Out of 800 boys in a school 224 played cricket, 240 played hockey and 236 played basketball. Of the total 64 played both basketball and hockey, 80 played cricket and basketball and 40 played cricket and hockey, 24 players all the three games. The number of boys who did not play any game is
A. 128
B. 216
C. 240
D. 260

Answer 1

Hint: Let us draw a Venn’s diagram of boys in different games of the school, and find the number of boys that play any of the games (each boy should be counted only once).

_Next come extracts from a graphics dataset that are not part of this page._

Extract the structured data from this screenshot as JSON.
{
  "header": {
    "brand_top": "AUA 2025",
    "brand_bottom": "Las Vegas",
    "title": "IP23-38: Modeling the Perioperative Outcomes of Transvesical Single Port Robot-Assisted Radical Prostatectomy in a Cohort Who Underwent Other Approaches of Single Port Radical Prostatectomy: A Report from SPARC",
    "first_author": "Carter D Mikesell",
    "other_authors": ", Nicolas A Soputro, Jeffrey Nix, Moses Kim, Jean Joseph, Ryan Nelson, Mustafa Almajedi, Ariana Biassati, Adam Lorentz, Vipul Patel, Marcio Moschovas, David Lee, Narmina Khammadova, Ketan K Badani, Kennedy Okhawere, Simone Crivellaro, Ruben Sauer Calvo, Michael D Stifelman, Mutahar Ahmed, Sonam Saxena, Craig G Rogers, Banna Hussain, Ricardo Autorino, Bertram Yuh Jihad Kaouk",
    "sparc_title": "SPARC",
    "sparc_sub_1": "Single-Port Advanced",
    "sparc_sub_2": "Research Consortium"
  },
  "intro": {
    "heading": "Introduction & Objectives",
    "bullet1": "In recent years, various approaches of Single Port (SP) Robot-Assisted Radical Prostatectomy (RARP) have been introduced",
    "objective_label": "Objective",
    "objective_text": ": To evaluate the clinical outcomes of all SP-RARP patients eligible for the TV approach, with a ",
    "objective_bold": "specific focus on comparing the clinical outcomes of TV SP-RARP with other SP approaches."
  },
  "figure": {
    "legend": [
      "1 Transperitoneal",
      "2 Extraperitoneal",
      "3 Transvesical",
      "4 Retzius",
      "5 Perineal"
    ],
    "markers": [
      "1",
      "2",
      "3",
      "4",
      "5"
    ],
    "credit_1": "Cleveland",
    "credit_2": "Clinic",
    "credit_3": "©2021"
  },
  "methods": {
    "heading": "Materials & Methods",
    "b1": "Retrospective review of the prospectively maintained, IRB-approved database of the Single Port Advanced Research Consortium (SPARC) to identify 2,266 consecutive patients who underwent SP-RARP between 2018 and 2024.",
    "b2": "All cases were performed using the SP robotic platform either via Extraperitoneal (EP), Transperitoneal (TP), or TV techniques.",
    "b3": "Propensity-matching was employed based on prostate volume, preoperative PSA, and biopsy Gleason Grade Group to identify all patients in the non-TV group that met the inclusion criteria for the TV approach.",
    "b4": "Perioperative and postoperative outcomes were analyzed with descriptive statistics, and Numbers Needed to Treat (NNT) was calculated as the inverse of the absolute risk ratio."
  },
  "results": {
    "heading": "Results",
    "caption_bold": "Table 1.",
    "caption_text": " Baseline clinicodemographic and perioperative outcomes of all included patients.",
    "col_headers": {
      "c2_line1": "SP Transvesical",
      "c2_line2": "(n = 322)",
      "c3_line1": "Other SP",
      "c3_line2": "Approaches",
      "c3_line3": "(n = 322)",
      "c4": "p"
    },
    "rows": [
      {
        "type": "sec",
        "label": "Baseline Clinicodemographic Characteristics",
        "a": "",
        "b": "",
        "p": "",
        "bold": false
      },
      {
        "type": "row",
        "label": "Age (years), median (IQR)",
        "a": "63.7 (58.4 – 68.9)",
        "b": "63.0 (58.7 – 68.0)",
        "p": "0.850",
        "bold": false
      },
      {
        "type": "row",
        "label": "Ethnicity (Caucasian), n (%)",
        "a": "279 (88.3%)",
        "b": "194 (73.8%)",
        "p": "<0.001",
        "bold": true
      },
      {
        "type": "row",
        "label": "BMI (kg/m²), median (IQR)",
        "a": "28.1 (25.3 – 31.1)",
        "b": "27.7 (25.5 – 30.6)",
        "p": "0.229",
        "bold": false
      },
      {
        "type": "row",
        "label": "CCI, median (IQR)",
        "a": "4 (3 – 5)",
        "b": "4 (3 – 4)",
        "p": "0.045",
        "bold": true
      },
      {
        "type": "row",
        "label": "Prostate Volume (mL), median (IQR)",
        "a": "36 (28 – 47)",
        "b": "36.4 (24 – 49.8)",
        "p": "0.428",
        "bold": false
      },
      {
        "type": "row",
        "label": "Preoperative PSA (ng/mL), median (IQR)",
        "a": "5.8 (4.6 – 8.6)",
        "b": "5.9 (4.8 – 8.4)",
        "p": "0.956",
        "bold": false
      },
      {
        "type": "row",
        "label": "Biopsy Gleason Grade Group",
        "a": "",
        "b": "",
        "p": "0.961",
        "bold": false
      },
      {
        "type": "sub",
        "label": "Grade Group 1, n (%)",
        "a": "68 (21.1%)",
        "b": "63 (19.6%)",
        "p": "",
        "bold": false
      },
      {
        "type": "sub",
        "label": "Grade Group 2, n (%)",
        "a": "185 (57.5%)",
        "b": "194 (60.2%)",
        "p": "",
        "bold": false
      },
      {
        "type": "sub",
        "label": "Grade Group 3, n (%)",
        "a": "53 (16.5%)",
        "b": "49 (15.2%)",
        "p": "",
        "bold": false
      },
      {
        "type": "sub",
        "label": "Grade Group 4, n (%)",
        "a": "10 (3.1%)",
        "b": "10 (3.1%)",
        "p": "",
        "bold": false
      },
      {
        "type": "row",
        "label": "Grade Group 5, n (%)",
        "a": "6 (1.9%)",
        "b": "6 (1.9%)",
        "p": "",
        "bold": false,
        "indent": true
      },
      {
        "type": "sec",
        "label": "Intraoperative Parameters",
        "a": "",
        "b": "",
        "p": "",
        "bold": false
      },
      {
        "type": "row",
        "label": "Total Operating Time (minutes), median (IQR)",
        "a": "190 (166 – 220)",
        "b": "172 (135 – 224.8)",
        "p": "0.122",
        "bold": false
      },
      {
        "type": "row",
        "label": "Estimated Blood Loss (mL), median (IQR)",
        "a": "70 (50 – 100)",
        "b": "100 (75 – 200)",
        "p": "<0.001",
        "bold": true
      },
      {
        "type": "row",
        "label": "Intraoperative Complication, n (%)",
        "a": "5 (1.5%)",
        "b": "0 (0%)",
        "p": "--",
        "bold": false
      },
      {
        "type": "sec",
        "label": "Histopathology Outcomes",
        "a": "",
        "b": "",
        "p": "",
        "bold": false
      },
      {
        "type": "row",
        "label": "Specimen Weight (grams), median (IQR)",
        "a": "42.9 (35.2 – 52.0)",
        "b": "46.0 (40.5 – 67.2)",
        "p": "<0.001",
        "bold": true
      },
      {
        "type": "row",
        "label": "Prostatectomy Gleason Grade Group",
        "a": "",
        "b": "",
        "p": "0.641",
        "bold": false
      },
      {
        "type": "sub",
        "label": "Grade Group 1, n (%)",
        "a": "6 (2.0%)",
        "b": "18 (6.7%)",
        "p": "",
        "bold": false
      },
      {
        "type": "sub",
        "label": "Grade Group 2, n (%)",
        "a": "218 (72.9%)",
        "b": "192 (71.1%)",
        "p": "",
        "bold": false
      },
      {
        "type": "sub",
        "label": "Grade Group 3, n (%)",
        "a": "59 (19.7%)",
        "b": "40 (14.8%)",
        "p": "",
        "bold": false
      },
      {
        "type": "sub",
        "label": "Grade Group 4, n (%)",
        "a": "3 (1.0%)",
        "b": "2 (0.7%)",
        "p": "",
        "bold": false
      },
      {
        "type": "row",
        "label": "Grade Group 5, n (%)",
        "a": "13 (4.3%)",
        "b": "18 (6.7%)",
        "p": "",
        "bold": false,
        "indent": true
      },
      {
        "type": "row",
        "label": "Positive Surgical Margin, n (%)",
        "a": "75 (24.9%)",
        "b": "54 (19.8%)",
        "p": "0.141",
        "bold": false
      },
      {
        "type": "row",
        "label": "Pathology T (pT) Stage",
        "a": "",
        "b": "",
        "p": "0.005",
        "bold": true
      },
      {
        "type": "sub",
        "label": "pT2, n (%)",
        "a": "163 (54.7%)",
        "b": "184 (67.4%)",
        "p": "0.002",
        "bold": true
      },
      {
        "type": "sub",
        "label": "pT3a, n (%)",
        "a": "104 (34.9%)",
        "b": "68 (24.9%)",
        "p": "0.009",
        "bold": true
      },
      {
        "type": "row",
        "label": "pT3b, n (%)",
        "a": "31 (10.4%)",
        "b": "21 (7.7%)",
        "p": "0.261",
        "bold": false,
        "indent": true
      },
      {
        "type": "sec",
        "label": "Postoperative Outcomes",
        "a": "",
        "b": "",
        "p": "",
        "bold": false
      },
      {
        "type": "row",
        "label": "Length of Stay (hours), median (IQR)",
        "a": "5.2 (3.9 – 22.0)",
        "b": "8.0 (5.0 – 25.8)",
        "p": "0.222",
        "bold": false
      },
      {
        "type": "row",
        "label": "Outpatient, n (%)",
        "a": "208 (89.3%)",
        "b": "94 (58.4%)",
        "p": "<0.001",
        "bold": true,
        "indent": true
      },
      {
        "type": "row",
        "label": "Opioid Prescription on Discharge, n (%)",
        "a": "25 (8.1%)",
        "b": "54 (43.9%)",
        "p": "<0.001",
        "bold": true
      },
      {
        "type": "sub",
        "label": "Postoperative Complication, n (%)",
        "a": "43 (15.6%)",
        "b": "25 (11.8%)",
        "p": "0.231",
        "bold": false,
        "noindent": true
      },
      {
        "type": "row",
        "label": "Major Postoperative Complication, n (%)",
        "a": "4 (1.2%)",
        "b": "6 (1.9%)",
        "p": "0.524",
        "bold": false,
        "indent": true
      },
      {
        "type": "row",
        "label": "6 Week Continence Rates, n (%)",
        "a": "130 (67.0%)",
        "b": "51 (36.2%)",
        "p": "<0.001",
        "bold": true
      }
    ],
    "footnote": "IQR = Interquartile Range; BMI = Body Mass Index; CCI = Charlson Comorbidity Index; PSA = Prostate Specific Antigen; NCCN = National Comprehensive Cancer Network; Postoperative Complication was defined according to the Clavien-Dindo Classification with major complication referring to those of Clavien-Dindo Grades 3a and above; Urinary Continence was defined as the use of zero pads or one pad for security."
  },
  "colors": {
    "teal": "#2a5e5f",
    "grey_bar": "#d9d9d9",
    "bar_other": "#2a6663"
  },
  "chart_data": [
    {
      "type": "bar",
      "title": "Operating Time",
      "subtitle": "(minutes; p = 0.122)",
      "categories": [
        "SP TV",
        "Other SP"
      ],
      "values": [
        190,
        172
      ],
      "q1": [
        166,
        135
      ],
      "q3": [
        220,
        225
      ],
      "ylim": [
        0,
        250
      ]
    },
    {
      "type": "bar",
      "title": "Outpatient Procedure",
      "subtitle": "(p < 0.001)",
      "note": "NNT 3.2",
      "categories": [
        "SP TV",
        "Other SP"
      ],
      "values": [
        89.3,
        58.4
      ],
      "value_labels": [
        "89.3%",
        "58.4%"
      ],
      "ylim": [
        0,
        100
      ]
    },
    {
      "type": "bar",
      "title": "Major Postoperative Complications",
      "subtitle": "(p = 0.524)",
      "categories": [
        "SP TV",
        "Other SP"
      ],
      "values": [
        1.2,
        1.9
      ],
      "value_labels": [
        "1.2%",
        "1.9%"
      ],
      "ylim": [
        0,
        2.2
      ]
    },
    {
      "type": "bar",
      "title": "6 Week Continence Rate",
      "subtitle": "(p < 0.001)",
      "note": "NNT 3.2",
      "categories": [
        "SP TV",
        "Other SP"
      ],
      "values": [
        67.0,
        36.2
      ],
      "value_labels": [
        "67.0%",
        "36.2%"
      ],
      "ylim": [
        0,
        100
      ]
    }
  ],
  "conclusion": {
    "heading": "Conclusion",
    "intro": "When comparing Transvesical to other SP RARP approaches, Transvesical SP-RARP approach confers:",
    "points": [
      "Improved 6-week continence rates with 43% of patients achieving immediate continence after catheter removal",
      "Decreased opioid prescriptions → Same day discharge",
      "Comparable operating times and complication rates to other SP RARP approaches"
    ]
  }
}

Complete step-by-step answer:

Now to find the number of boys who did not play any game, we first find the total number of boys that play any game, but each boy should be counted only once. And then subtract that by the total number of boys.
Now as we can see from the above diagram that the number of boys that only play cricket will be equal to the total number of boys that play cricket – number of boys that play cricket and basketball both – number of boys that play cricket and hockey both + number of boys that play all the three games.
We add the number of boys that play all three games because it is subtracted twice when we subtracted the number of boys who play cricket and hockey and the number of boys who play cricket and basketball.
So, the total number of boys who only play only cricket will be 224 – 80 – 40 + 24 = 128.
And the number of boys who play basketball is 236.
And the number of boys who play hockey is 240.
So, now as we can see from the above Venn’s diagram that total number of boys who pays any of the game (each boy is counted only once) will be equal to number of boys who plays only cricket + number of boys who plays basketball + number of boys who plays hockey – number of boys who plays hockey and basketball both.
Now we have subtracted the number of boys who play basketball and hockey both because it is counted twice when we add the number of boys who play basketball and the number of boys who play hockey.
And, the number of boys who play basketball and hockey both is 64.
So, the total number of boys who play any of the games (each boy is counted only once) = 128 + 236 + 240 – 64 = 540.
Now we know the number of boys who play any of the games (each boy is counted only once) = 540.
And the total number of boys in the school is 800.
So, the number of boys who do not play any game will be the total number of boys – number of boys who play any of the games = 800 – 540 = 260.
Hence, the correct option will be D.

Note: Whenever we come up with this type of problem then we had to first, draw Venn’ diagram and then we have to find number of boys that play any of the game we add number of boys that only play cricket and then add that with number of boys that play hockey and number of boys that play basketball and then subtract number of boys that play hockey and basketball both (because it is counted twice). After that we subtract that with the total number of boys to get the required answer.